Ecclesia reformata et semper reformanda est.
Criado pelo teólogo Gisbertus Voetius (1589-1676) durante o Sínodo de Dort, o lema "Igreja reformada está sempre se reformando" não serve como justificativa para invenções ou arbitrariedades. Voetius, reformado holandês, expressou a necessidade contínua da igreja de revisar sua lealdade aos princípios da reforma. A máxima funciona como um alerta de que, eventualmente, a igreja pode sofrer de amnésia espiritual, distanciando-se da mensagem que a mantém em pé.
As "Cinco Solas" — cinco ênfases do cristianismo bíblico e histórico — lembram e reafirmam o compromisso com a fé apostólica. Quando os reformadores perceberam o desvio do cristianismo medieval, se uniram para reafirmar esses princípios e corrigir os rumos da fé cristã.
Ao comemorarmos o Dia da Reforma, sentimos a necessidade dessa ênfase! Uma igreja evangélica que se evangeliza para evangelizar. Parece clichê, mas o movimento evangélico continua carente de pregadores corajosos, leais às Escrituras e à mensagem do Evangelho da graça, centrado em Cristo e a serviço da glória de Deus.

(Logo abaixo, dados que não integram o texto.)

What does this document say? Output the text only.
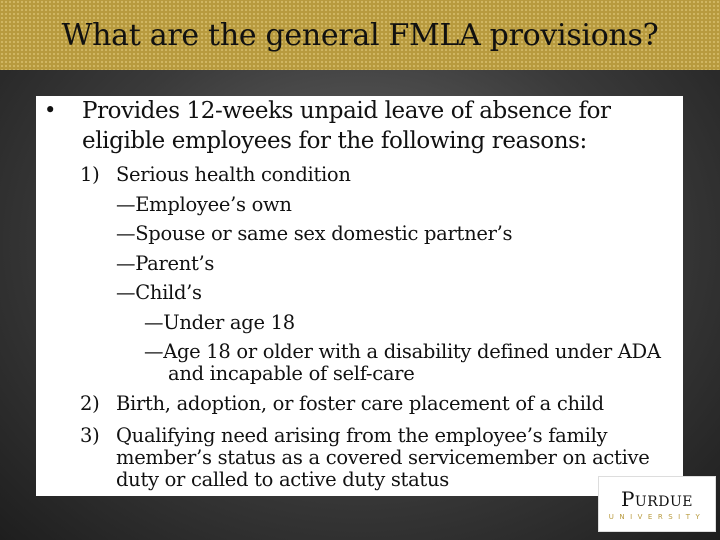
What are the general FMLA provisions?
• Provides 12-weeks unpaid leave of absence for eligible employees for the following reasons:
1) Serious health condition
—Employee’s own
—Spouse or same sex domestic partner’s
—Parent’s
—Child’s
—Under age 18
—Age 18 or older with a disability defined under ADA and incapable of self-care
2) Birth, adoption, or foster care placement of a child
3) Qualifying need arising from the employee’s family member’s status as a covered servicemember on active duty or called to active duty status
Purdue
UNIVERSITY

Em tempos em que Cristo é instrumentalizado, mas não afirmado como Senhor, anseia-se por um cristianismo enraizado nas Escrituras, fiel ao que Deus nos transmitiu pelos profetas e apóstolos, e situado na história. Nossa grande vantagem pode ser estarmos “sobre ombros de gigantes”.
Os reformados ensinam que o arbítrio pertence a Deus, e a vontade humana é relativa à vontade soberana dEle. Rejeitam a oferta humanista e iluminista de liberdade e autonomia que sugerem uma independência enganosa, similar à tentação do Éden.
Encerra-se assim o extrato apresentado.